In reply to An Triubhas:
I think, fundamentally, we have to ask what the purpose of a FAK is. To be perfectly frank, most FAK items are for providing comfort, or for the prevention of infection (to the 'casualty' from the environment or from the 'casualty' to other people). They really have little function for anything life-threatening, since they generally assume an urban location within 8 minutes of an emergency ambulance.
Quite clearly, this is not the case for rural and mountain environments. However, in these environments, we can probably dispense with the 'there, there, Mummy make it better' comfort. And, assuming we're only hours from civilisation, we can probably ignore the issue of casualty infection, since such infections are unlikely to be life-threatening in that timescale, and can be treated with antibiotics once we're back in civilisation.
So, most simple cuts and grazes can be dealt with by a simple water wash, and maybe covering with a bit of Micropore tape.
Blisters are best dealt with using specialist hydrocolloid patches.
More interesting in terms of choices of action are ankle sprains; minor sprains may be dealt with by simply tightening a boot, or using a support bandage, allowing the casualty to self-extract, but more severe sprains may need rescue.
Now for the more interesting injuries, such as severe cuts and fractures. It's likely that in such an event, we would call in emergency rescue, so we need to stabilise the situation for the time it takes for rescue to arrive, which, depending on location, may be a few hours.

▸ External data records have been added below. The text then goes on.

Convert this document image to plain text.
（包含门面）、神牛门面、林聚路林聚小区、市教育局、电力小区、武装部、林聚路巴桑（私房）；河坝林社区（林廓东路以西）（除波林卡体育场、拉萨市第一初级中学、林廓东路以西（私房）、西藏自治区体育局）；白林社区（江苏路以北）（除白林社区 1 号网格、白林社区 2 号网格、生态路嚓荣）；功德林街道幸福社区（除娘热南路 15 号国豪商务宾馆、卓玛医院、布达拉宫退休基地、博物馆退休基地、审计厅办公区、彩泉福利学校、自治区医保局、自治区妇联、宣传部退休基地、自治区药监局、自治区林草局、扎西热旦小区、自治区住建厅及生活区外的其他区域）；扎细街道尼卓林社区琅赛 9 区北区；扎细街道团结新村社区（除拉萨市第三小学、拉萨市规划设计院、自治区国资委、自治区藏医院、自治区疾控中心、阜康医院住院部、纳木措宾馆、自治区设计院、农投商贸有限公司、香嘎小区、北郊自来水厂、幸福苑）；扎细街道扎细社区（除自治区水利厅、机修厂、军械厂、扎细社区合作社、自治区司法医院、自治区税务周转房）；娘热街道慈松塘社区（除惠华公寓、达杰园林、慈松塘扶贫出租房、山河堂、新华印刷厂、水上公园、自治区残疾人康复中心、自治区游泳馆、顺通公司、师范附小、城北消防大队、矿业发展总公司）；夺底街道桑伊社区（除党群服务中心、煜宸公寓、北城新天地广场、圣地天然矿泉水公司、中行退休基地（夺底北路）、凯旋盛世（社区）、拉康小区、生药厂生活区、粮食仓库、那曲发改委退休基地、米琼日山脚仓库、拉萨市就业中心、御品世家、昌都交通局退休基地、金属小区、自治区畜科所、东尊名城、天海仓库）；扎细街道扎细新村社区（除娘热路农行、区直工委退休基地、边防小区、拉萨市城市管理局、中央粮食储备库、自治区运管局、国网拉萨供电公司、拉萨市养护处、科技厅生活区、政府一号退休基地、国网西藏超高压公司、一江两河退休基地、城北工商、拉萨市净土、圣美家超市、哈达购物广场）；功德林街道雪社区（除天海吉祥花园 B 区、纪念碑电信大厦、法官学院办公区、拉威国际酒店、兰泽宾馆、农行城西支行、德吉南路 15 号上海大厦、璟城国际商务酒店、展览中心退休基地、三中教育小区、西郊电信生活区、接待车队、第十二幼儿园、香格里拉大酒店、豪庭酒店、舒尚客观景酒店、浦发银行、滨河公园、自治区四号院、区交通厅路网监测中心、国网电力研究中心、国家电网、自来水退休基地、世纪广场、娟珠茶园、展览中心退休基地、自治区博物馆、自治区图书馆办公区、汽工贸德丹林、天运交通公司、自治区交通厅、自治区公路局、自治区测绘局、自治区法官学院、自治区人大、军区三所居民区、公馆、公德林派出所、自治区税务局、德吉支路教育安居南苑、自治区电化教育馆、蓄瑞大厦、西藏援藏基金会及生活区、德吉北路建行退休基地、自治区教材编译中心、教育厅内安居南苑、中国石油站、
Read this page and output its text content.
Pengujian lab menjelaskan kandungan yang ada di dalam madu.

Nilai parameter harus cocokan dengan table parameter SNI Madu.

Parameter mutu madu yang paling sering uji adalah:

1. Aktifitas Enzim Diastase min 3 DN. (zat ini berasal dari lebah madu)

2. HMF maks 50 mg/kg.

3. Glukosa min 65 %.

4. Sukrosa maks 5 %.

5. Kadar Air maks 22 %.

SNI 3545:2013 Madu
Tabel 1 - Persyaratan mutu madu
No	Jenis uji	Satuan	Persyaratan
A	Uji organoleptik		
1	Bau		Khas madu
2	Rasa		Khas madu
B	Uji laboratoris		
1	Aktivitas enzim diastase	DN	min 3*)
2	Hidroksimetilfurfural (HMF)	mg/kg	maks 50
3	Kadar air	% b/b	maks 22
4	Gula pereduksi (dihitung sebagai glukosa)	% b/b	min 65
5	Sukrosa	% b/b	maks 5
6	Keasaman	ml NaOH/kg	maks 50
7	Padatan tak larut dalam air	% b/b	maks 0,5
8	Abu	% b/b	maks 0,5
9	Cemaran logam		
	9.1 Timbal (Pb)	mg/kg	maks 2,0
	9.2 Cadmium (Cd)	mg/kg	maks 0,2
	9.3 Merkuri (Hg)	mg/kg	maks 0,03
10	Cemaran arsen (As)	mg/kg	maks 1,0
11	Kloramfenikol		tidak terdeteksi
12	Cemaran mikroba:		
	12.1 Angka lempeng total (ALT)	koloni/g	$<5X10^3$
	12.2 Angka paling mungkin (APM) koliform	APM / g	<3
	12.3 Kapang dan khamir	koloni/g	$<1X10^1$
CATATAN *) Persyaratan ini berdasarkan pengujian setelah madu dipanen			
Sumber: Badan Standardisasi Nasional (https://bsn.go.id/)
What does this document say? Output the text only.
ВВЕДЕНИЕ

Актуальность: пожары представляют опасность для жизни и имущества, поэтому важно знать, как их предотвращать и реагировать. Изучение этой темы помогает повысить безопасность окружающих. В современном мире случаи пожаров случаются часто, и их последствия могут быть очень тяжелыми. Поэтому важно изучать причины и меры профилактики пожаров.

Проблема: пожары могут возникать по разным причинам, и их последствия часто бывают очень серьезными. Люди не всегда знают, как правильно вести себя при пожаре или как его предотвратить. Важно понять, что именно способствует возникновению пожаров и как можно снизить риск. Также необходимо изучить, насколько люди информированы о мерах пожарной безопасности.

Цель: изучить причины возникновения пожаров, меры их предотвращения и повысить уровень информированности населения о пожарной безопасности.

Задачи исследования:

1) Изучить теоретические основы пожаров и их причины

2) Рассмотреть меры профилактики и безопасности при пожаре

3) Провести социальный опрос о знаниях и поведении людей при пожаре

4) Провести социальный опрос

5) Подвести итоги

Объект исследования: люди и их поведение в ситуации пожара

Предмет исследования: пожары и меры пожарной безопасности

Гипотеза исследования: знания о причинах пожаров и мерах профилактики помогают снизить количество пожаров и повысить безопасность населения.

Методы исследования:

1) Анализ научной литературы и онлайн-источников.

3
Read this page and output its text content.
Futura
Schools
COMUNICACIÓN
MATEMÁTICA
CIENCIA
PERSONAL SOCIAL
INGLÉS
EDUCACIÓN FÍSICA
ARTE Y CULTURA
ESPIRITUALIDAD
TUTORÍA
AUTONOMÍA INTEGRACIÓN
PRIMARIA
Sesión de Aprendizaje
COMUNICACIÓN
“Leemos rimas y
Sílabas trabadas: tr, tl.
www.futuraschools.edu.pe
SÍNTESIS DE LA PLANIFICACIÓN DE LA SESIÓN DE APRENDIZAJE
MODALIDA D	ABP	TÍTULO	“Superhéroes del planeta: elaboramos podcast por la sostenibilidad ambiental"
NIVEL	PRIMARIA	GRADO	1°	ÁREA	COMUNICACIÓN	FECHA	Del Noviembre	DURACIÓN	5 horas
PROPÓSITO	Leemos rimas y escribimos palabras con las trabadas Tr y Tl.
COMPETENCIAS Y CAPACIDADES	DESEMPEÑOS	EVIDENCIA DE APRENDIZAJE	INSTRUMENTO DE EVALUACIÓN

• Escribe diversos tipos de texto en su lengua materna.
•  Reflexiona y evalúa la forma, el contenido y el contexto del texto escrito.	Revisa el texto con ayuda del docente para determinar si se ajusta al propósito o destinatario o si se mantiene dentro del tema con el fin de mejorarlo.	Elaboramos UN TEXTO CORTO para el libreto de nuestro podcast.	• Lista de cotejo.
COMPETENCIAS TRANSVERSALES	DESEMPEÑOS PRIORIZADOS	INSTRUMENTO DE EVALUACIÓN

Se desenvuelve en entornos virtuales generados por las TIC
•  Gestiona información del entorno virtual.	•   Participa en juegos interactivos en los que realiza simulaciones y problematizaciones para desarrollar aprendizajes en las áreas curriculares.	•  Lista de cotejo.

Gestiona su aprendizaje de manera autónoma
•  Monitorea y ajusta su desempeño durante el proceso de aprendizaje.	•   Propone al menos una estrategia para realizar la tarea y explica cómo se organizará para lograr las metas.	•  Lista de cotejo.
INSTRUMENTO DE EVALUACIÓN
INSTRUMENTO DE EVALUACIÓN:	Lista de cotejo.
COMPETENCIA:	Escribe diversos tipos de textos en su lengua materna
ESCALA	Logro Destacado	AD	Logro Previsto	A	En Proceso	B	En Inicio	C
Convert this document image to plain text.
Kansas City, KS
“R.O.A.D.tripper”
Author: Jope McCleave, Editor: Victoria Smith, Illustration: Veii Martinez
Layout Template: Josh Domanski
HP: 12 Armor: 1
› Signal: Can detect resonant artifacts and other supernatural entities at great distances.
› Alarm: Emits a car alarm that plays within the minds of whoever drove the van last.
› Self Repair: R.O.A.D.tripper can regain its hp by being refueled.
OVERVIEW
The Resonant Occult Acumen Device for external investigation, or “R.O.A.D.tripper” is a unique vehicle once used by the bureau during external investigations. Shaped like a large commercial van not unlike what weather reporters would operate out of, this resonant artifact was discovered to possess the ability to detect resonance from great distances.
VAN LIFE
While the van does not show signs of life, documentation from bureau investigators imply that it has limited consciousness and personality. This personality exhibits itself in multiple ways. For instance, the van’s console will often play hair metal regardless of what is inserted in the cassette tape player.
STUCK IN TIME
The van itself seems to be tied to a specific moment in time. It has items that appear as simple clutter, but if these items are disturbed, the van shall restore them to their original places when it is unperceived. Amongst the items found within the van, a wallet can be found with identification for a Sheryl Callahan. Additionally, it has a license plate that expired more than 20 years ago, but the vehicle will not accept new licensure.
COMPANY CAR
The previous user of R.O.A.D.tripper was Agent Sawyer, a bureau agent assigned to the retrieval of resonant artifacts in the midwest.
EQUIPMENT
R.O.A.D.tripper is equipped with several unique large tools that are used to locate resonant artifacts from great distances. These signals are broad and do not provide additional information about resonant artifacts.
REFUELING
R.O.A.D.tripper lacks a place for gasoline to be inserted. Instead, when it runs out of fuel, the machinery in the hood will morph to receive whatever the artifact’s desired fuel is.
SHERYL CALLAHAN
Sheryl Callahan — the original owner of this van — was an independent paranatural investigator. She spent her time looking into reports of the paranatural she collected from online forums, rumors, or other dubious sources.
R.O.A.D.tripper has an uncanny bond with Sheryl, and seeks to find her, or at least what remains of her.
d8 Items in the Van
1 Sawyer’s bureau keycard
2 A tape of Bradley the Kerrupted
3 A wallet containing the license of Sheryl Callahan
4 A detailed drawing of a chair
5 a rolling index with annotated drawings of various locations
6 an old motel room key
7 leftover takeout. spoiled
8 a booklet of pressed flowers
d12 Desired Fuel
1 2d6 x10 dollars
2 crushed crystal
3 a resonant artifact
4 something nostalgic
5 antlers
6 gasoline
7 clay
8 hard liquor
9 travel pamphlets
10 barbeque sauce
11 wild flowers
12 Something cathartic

For a severe cut where blood loss might prove life-threatening, we need to stem the blood flow, with pressure, tourniquet, or more recent blood-stemming products. Again, whilst infection would be an issue if the wound were left untreated thereafter, in the short term, infection isn't our primary concern; blood loss is. Once we've stemmed the blood loss, then we might clean up in and around the wound, and cover it simply; some spare clothing would do the job pretty well, but you might take a simple bandage.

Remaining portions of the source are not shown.